Mind-bending method to boost employee satisfaction

by Gwen O'Brien

College of Science Staff learn drum rhythms as part of Brain-Body Field Day.

College of Science Staff learn drum rhythms as part of Brain-Body Field Day.

Looking for a way to break out of the cubicle and get to know your neighbors? A good old-fashioned field day may be in order.

 

That’s how College of Science administrators responded to staff feedback from the 2016 ND Voice, the employee engagement survey administered every two years.

 

Lotta Barnes plays horseshoes.

“Our staff was looking for in-person, back-and-forth touch points with people from other departments who are in leadership positions, but also across labs. We’ve got people who are fairly isolated, siloed in different buildings,” explained Bill O’Hayer, senior director of finance and administration in the College of Science.

 

So, instead of the typical format for the annual staff meeting, in February the College of Science hosted the Brain-Body Field Day.

Staff from administrative offices and research labs were randomly assigned to teams — identifiable by colored bandanas — and took part in in games that tested participants’ coordination, non-dominant hand skills and ability to memorize and play rhythms on hand drums.

 

In addition to team building, it was an experiential science learning opportunity.

 

“They learned about neuroplasticity, a mechanism of learning and memory,” said Nancy Michael, director of undergraduate studies for the neuroscience and behavior major, the newest and one of the college’s most popular majors.

 

The professor and 20 of her students facilitated field day as a version of brain awareness fairs they present in the South Bend community. She says neuroplasticity activities are good for adults.

 

“Once we get to a certain point in our career, we just do the same thing over and over again. With any job, there’s initially a really steep learning curve and then it’s pretty stable. So, the same set of synapses are used over and over again, while lots of other ones don’t get used much,” she said. “Engaging in things like yoga, ballroom dancing or flipping a cup with your right and left hands introduces synapses outside of the normally used neural network. It gives you neural flexibility.”

 

O’Hayer and Kassie Spencer, program director of finance and administration, pored over the survey results and came up with the concept of a field day.

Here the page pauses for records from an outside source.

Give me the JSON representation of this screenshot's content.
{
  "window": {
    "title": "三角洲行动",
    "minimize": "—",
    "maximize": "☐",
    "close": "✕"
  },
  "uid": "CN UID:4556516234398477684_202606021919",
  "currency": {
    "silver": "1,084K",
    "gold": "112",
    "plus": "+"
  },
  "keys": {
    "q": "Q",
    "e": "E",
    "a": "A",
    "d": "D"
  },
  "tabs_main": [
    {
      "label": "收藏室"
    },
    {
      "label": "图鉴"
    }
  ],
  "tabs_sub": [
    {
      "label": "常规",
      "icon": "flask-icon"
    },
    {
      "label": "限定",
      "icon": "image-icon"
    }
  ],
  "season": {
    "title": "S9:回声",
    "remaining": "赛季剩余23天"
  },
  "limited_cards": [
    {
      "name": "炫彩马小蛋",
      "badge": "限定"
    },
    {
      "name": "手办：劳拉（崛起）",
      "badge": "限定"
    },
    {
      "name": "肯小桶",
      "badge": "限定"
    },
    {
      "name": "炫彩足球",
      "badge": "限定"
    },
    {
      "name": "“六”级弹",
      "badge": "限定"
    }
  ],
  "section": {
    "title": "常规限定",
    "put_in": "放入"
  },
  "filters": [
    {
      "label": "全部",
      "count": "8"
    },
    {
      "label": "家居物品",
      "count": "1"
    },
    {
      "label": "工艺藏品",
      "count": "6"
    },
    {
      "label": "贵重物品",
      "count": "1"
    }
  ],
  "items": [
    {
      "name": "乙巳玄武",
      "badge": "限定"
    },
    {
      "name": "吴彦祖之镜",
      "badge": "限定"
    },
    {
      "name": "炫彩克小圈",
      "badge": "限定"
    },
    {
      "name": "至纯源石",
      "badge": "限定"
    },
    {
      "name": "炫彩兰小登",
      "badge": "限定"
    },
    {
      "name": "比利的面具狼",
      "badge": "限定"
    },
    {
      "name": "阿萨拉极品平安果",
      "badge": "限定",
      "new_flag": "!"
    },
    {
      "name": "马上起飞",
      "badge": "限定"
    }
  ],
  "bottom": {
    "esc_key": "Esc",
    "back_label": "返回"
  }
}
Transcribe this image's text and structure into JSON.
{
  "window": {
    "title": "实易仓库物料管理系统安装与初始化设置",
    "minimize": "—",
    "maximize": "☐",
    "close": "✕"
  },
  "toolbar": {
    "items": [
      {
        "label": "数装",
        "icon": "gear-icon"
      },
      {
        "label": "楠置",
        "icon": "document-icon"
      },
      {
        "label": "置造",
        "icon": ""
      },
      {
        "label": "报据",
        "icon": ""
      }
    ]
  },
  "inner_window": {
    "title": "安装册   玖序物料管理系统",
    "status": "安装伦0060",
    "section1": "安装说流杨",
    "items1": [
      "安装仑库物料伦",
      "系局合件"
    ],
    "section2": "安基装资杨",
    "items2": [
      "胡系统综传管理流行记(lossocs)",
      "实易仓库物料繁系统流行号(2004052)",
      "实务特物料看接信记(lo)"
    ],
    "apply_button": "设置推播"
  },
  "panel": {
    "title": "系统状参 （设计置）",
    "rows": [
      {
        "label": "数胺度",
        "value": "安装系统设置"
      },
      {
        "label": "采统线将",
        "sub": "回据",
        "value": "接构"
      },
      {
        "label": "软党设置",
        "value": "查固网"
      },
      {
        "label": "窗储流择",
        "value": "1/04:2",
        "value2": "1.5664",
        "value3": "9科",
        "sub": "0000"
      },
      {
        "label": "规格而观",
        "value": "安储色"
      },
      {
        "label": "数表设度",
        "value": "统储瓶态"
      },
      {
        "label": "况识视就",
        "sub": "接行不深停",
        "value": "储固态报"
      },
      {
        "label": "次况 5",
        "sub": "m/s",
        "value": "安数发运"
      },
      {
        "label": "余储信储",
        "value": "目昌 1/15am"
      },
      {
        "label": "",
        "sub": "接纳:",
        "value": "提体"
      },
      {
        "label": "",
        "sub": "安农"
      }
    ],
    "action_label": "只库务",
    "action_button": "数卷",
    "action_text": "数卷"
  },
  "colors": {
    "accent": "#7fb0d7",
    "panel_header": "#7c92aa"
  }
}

Kim Patton, the college’s human resources consultant, was impressed with the proactive and positive approach to the ND Voice results.

 

“They really delved into their ND Voice results and utilized the information to help the college move forward. Some supervisors might read the results and be really discouraged. But in this case, they took the results and made it a positive.”

 


 

O’Hayer practices neuroplasticity and even taught himself to play two-handed ping-pong.

 

“I’m a self-learner. A collector of useful tools, if you will. When I see a really useful tool, I learn it and kind of put it in my tool bag and keep it there until it’s time to use it,” he said.

 

When the survey results came out, O’Hayer dug into his figurative bag and pulled out neuroplasticity and the “never leave the playground” philosophy of Stephen Jepson. 

 

Field Day

Jepson, 74, is a retired University of Florida ceramics professor who is famous for mind and body fitness. He built a playground for himself in his backyard. He regularly rides a unicycle, juggles while balancing on a bongo board, throws knives, plays jacks with both hands, and walks the tightrope. Jepson calls these activities “age-proofing the brain and the body.” He is onto something.

“There is a terrible myth that your brain is largely done developing by the time you are 5,” said Michael. “Neuroplasticity lasts throughout a lifetime, and it really is just small changes in the neural networks that allow for new learning to occur. The idea is that if you are working on your balance now, in 10 years, that skill could protect you from falls and injuries and things like that.”

 


 

Spencer and O’Hayer watched Jepson’s videos to come up with the field day activities.

 

“One of our emphases in the College of Science is continuous improvement, and this was a unique way to give people some tools to explore that further,” said Spencer.

 

Patton couldn’t resist participating in Brain-Body Field Day herself. “Today was also about wellness, which is a big part of HR. It's important for employees to focus on every aspect of their wellness.”